Et sa phrase reste en suspens car c'est au tour de Sylvain d'arriver, les yeux et le visage rouge. Il a pleuré, comme moi, on ne le comprend que trop bien et nous ne relevons pas. Sa grande-sœur aussi va tenter l'épreuve et leurs parents sont dévastés. Ils ne supportent pas l'idée, et c'est bien normal, d'envoyer leurs deux enfants en même temps vers un extérieur si inconnu et dangereux. Alors, comme ils ont plus d'emprise sur lui, ils ont essayé de le retenir avec de l'affecte. Mais si ça a suffit à l'ébranler, ce n'était pas assez pour l'arrêter.

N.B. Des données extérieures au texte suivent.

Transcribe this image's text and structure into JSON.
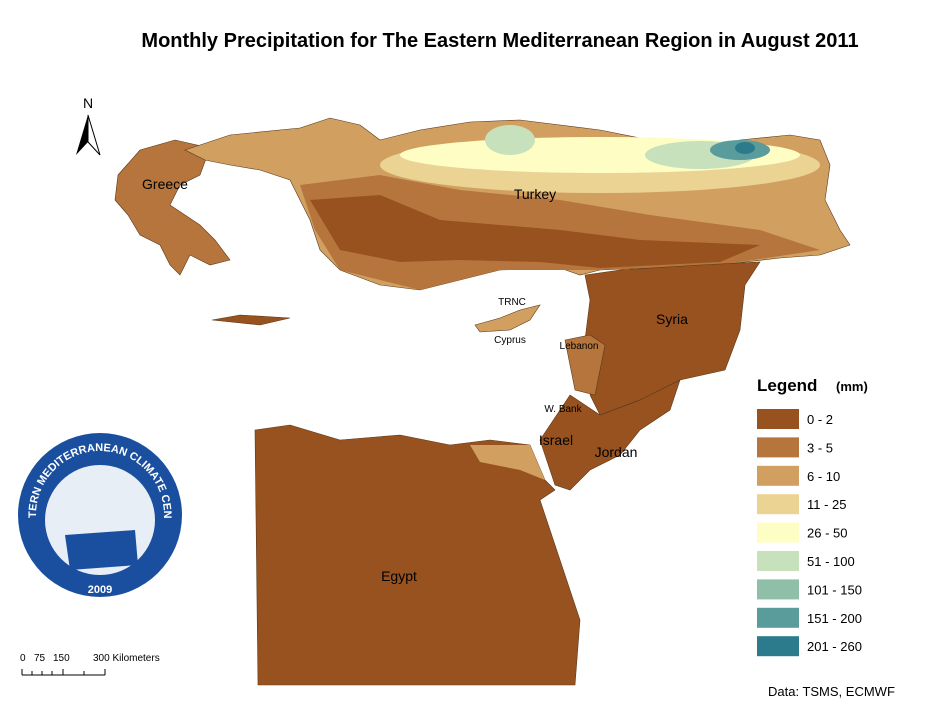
{
  "header": {
    "title": "Monthly Precipitation for The Eastern Mediterranean Region in August 2011"
  },
  "north_arrow": {
    "label": "N"
  },
  "map": {
    "labels": [
      "Greece",
      "Turkey",
      "TRNC",
      "Cyprus",
      "Lebanon",
      "Syria",
      "W. Bank",
      "Israel",
      "Jordan",
      "Egypt"
    ]
  },
  "legend": {
    "title": "Legend",
    "unit": "(mm)",
    "items": [
      {
        "label": "0 - 2",
        "color": "#98521f"
      },
      {
        "label": "3 - 5",
        "color": "#b5753c"
      },
      {
        "label": "6 - 10",
        "color": "#d1a060"
      },
      {
        "label": "11 - 25",
        "color": "#ebd394"
      },
      {
        "label": "26 - 50",
        "color": "#fefec4"
      },
      {
        "label": "51 - 100",
        "color": "#c7e1bc"
      },
      {
        "label": "101 - 150",
        "color": "#8fbea9"
      },
      {
        "label": "151 - 200",
        "color": "#5a9c9c"
      },
      {
        "label": "201 - 260",
        "color": "#2b7b8c"
      }
    ]
  },
  "logo": {
    "name": "EASTERN MEDITERRANEAN CLIMATE CENTRE",
    "year": "2009"
  },
  "scale_bar": {
    "labels": [
      "0",
      "75",
      "150",
      "300 Kilometers"
    ]
  },
  "footer": {
    "source": "Data:  TSMS, ECMWF"
  }
}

On s'assoit, le temps de laisser décanter nos émotions. Avec tous ces déboires, nous arrivons déjà au milieu de l'après-midi. C'est amusant de voir ce grand pavillon vert au milieu de la place, avec les curieux, qui se contentent de regarder d'un œil amusé les assurés qui se dirigent tout droit vers l'entrée de la tentes, les timides, qui jettent des petits regards en coin avant de s'avancer en crabe vers l'épreuve, et les craintifs, comme nous, qui restons à bonne distance sans savoir quelle attitude sera la bonne. Car tous ressortent avec la même expression et elle n'est pas encourageante.
Nous trois faisons partie des craintifs, mais, pour nous, la mission n'a pas le même enjeu. Nous avons Colline comme enjeu. Car c'est une amie proche, plus qu'une amie même, un sœur pour nous, que nous voulons accompagner et protéger. D'ailleurs c'est uniquement pour elle que je réussis à me convaincre de laisser Gina derrière moi. C'est ma seconde sœur, une sœur de cœur, choisie par les liens de l'amitié et je ne peux lui laisser courir un risque seule si je suis en mesure de l'accompagner. Et c'est aussi valable pour Sylvain et Fred, car je sais qu'ils partagent mon sentiment.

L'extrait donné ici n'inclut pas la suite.